Spogliatoio Estate: tempo di bilanci sia per chi va al mare, sia per chi resta in città. Chi si è visto grasso, chi vuole perdere giusto qualche chilo, chi invece si è fissato una dieta ferrea da seguire. E il passaggio successivo, nella maggior parte dei casi, è l'iscrizione in palestra. Personalmente, credo di aver cambiato circa una decina di palestre, tra la mia vita a Milano e quella prima del trasferimento. Spesso perchè non mi trovavo bene, mi annoiavo oppure mi sentivo atletico come Braccobaldo, mentre accanto a me uomini muscolosi alzavano decine e decine di chili.

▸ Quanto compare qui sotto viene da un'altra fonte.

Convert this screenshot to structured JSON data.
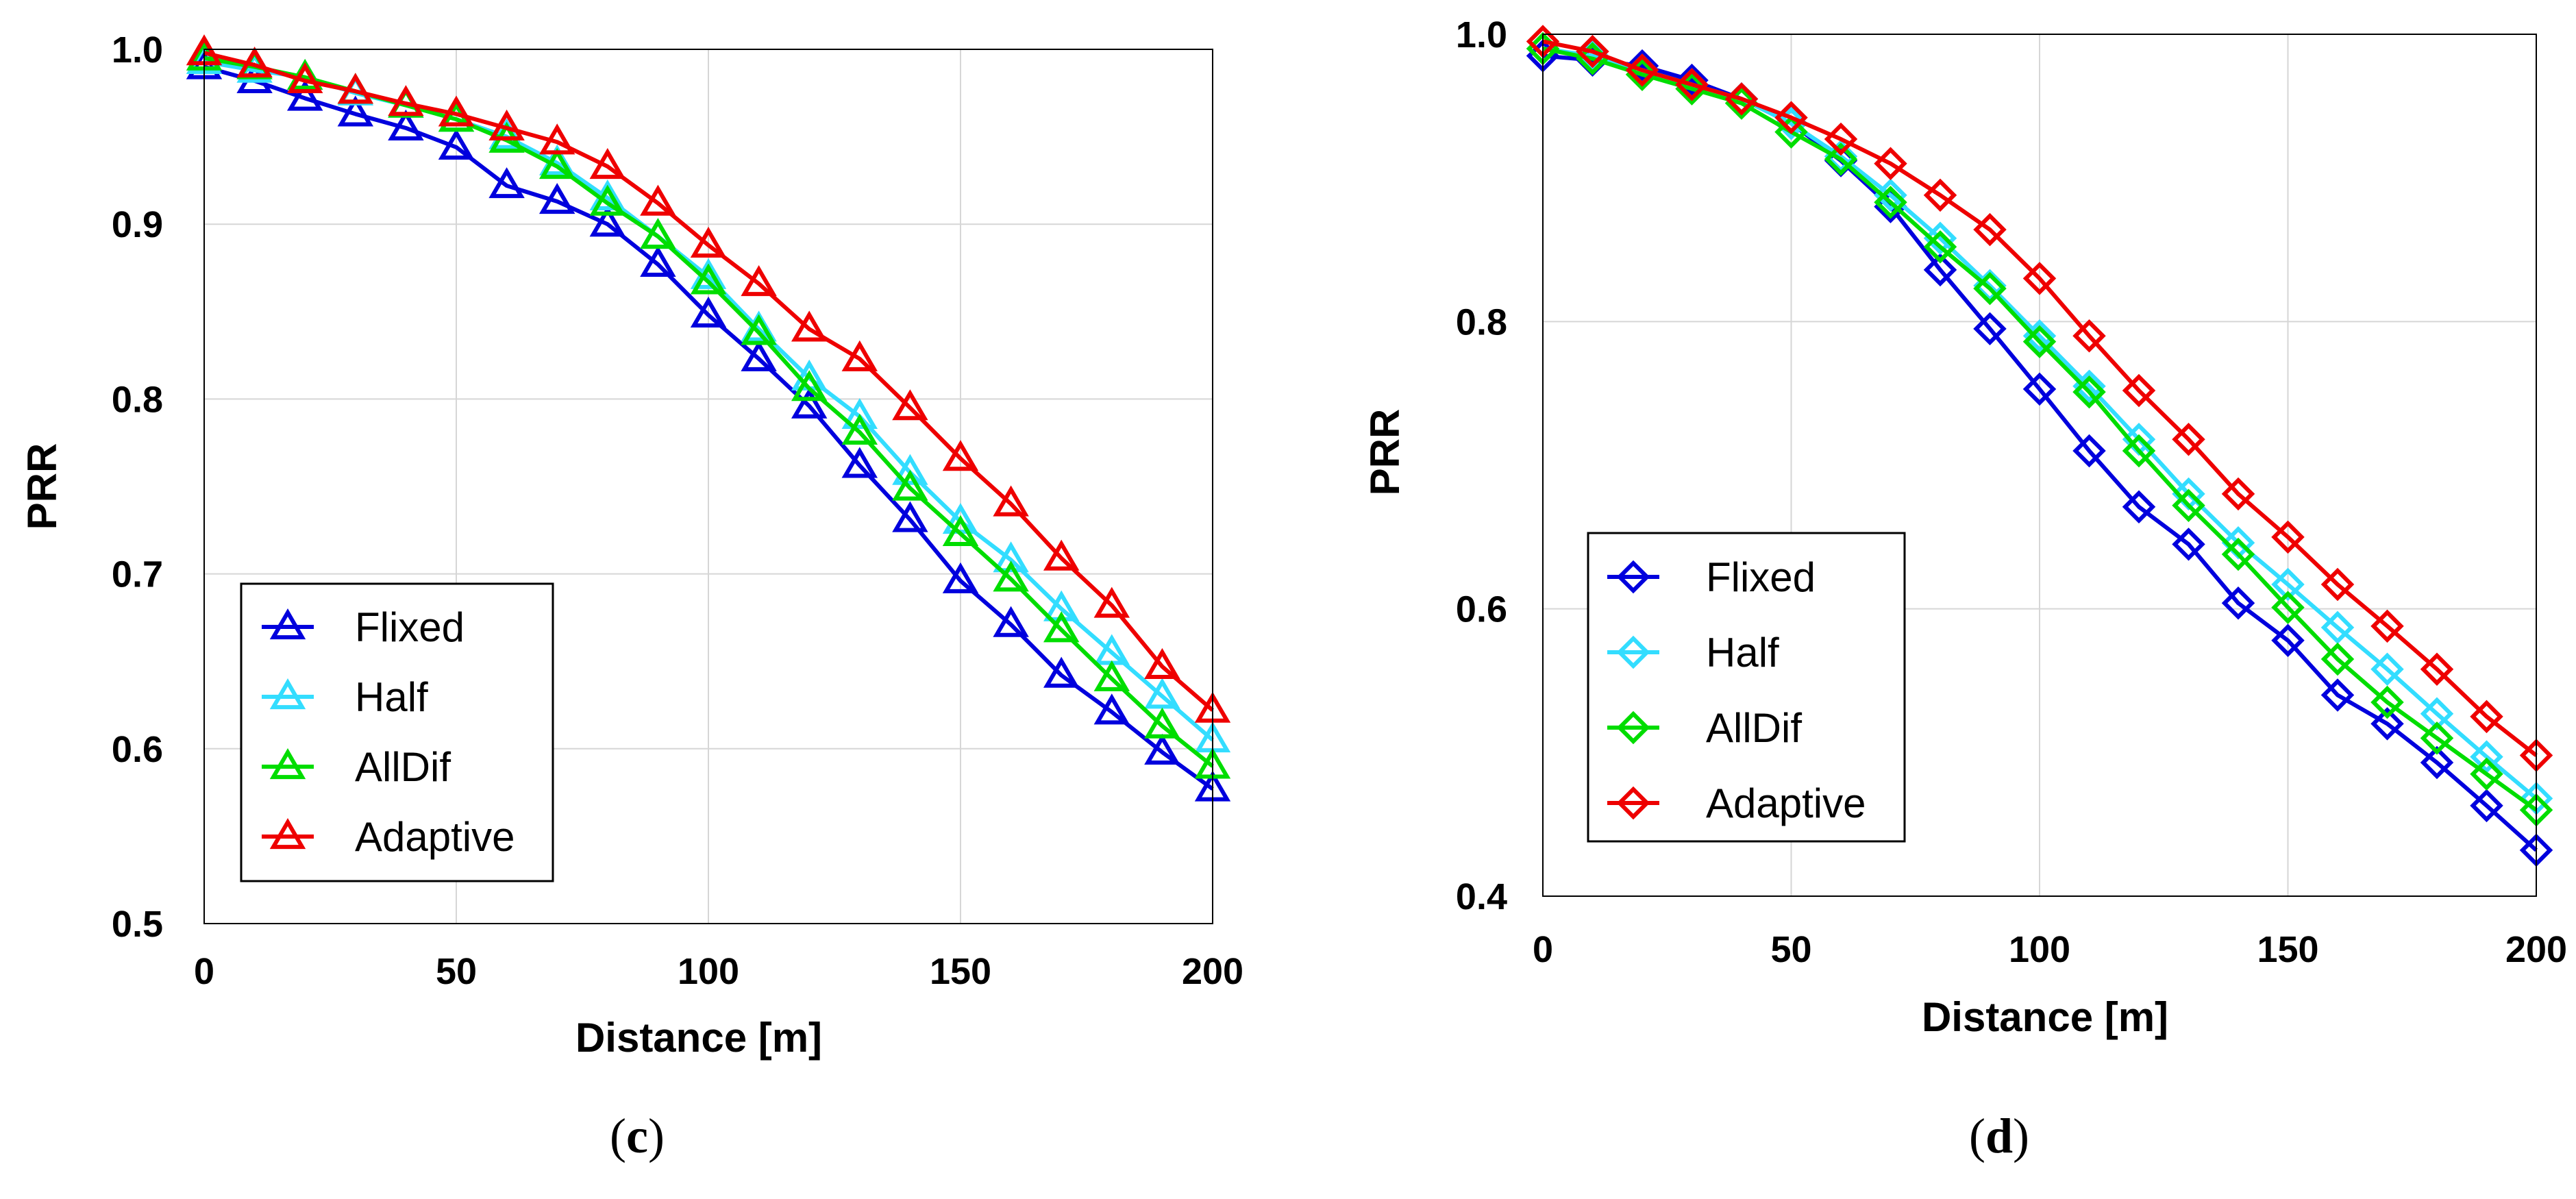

E una volta, parlando con un amico, mi son sentito rispondere: "Vieni nella mia... è pieno zeppo di gay!". Qui a Milano esistono palestre, diciamo friendly anche con tesseramento, ma quella di cui mi parlava lui era un'altra: "No no, la mia è piena di uomini gay, costa poco... le docce non hanno il vetro che copre... c'è la sauna... credimi, io mi diverto molto! ". Ovviamente è stata scartata a priori dal sottoscritto e non per chissà quale motivo, ma perchè io vado veramente in palestra per rassodarmi o dimagrire e già quando entravo negli spogliatoi, camminavo a testa bassa e sguardo schivo, come un penitente. Imbarazzo mio, figuriamoci in una palestra friendly!

Così mi son chiesto: voi avete mai frequentato palestre dichiaratamente gay? Siete tra quelli che vanno in palestra ad allenarsi oppure tra quelli che sperano che tra un getto di doccia e qualche asciugamano tolto, possa scapparci qualcosa in più? Qual è la vostra esperienza in ambito gay & palestre?